В растерянности я застыл на тротуаре. Я понимал, что меня обманули. Но в чем – не понимал.
Из оцепенения меня вывел какой-то запоздалый прохожий, который подбежал к моему таксисту и бойко спросил:
– Шеф, до Медведок дотрясешь?
– Будьте любезны! Садитесь, пожалуйста! – сказал шеф, вышел и открыл перед ним дверцу.
Человек смутился, стушевался, кинул беспомощный взгляд в мою сторону, но все-таки влез в машину. Она тронулась, а я подумал: «Еще один попался!» И мне стало легче.
Во имя канвы!
Сразу после спектакля режиссер собрал актеров и спросил:
– Как получается, что в нашем новом спектакле опять не прослеживается главная тема?

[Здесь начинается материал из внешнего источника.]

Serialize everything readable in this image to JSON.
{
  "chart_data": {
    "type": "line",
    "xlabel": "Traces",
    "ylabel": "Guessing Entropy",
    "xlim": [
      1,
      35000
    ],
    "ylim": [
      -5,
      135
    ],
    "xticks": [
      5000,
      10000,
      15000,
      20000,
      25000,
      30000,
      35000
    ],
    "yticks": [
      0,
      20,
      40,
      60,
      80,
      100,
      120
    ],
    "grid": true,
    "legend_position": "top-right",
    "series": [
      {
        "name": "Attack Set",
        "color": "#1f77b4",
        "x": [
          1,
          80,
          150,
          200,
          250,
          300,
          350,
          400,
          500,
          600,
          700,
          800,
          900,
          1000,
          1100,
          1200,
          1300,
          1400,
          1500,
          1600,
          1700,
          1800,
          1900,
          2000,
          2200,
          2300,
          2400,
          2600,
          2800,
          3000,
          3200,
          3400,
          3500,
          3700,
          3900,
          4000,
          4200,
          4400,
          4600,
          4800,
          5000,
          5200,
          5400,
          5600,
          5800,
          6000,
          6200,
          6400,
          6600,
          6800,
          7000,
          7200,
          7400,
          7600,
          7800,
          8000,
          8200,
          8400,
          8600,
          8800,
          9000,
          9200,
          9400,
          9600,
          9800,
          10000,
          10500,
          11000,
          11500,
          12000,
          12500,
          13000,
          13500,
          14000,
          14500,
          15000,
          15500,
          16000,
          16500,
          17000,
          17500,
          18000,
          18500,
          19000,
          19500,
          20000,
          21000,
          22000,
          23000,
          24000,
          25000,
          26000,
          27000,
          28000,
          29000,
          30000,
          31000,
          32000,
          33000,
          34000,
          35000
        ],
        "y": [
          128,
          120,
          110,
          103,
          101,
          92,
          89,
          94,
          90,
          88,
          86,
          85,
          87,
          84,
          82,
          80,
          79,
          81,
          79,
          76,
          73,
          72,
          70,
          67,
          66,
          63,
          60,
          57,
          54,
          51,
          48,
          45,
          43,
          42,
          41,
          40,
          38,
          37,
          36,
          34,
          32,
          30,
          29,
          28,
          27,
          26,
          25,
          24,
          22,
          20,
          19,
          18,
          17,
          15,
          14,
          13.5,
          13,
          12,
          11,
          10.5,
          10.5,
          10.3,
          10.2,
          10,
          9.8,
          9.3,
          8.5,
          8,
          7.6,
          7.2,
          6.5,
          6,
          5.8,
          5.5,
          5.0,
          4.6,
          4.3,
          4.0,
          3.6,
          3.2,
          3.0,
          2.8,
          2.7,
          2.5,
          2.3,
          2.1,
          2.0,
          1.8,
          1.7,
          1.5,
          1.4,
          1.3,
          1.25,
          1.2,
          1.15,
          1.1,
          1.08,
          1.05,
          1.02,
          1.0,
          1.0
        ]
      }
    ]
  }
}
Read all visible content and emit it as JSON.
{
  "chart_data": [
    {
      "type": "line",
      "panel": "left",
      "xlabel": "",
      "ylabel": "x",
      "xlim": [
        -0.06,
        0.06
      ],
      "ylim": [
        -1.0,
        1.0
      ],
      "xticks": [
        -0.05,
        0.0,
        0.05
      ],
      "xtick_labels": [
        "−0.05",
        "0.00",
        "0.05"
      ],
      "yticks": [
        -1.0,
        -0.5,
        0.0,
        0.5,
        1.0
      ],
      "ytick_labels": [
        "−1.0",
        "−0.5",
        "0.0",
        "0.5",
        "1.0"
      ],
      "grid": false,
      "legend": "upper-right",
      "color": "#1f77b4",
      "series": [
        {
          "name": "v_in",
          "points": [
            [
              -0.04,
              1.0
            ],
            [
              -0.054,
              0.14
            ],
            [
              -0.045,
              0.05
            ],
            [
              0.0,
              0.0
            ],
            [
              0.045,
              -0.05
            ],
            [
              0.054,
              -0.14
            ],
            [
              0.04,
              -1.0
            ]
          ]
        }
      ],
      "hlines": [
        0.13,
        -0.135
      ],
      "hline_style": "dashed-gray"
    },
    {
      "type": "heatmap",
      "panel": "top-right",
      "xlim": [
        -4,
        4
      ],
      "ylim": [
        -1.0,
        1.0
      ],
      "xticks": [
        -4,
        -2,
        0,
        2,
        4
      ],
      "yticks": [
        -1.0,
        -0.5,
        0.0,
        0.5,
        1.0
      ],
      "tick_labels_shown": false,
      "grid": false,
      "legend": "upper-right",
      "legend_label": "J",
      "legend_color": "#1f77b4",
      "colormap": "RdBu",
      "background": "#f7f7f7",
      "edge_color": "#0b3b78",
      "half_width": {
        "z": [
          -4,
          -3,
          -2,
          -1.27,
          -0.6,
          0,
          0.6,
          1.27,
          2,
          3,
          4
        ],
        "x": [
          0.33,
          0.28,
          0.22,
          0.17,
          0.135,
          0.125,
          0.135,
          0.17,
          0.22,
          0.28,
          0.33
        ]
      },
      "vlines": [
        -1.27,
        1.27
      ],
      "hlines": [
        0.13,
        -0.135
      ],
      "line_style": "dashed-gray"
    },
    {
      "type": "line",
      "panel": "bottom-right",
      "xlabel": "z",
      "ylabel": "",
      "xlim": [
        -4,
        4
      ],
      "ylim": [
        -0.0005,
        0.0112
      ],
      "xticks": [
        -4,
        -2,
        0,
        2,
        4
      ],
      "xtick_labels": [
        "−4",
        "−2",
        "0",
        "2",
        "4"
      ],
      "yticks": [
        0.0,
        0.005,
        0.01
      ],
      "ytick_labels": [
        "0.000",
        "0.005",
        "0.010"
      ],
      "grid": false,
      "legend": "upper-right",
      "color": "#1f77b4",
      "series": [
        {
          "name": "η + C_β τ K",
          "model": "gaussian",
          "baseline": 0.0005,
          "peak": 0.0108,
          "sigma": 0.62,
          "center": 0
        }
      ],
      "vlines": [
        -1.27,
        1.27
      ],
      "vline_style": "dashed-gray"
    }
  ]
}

– Из-за Шкапенко! – раздалось тут же несколько голосов.
– Разрешите мне? – попросил старейший актер театра. – Дело в том, что Шкапенко каждый раз уходит со сцены под аплодисменты зала. Это безобразие! Он же разрушает канву спектакля! Я, конечно, понимаю, что Шкапенко играет свою роль ярко, самобытно и интересно. Но и он должен понять, что главное – это спектакль в целом, а не его роль. Тем более что она у него эпизодическая. Я бы даже сказал – второстепенная. А если вдуматься, то вообще лишняя…
– Да сколько можно об этом говорить? – перебила его актриса с тридцатилетним стажем травести. – На каждом собрании мы говорим о том, что Шкапенко смешает акценты всех наших спектаклей. И что он портит своей, как вы выражаетесь, яркой и самобытной игрой наши постановки. Пора, наконец, принимать меры, товарищи! Предлагаю поставить ему на вид!
– Верно! – поддержал ее подающий надежды пожилой актер. – А то что же получается? Например, детский спектакль «Ни бэ, ни мэ». Я работаю Волка, Агнесса Полна – Козу. И вдруг… в самый узловой момент, понимаете ли, когда я должен ее съесть, все зрители смотрят на массовку, где Шкапенко танцует Пятого Сорняка, потому что у него, видите ли, отличная пластика. В результате никто не видит, как я ее съедаю! Так же нельзя, товарищи! Агнесса Полна – уважаемый всеми человек. Сколько лет на сцене! Она эту роль еще до войны играла. К тому же сама по себе сцена не из легких. Ведь чтобы зритель поверил в то, что сейчас я съем Агнессу, я сам должен сначала захотеть ее съесть. А это, как вы понимаете, не так легко сделать… Все-таки она эту роль еще до русско-японской войны играла.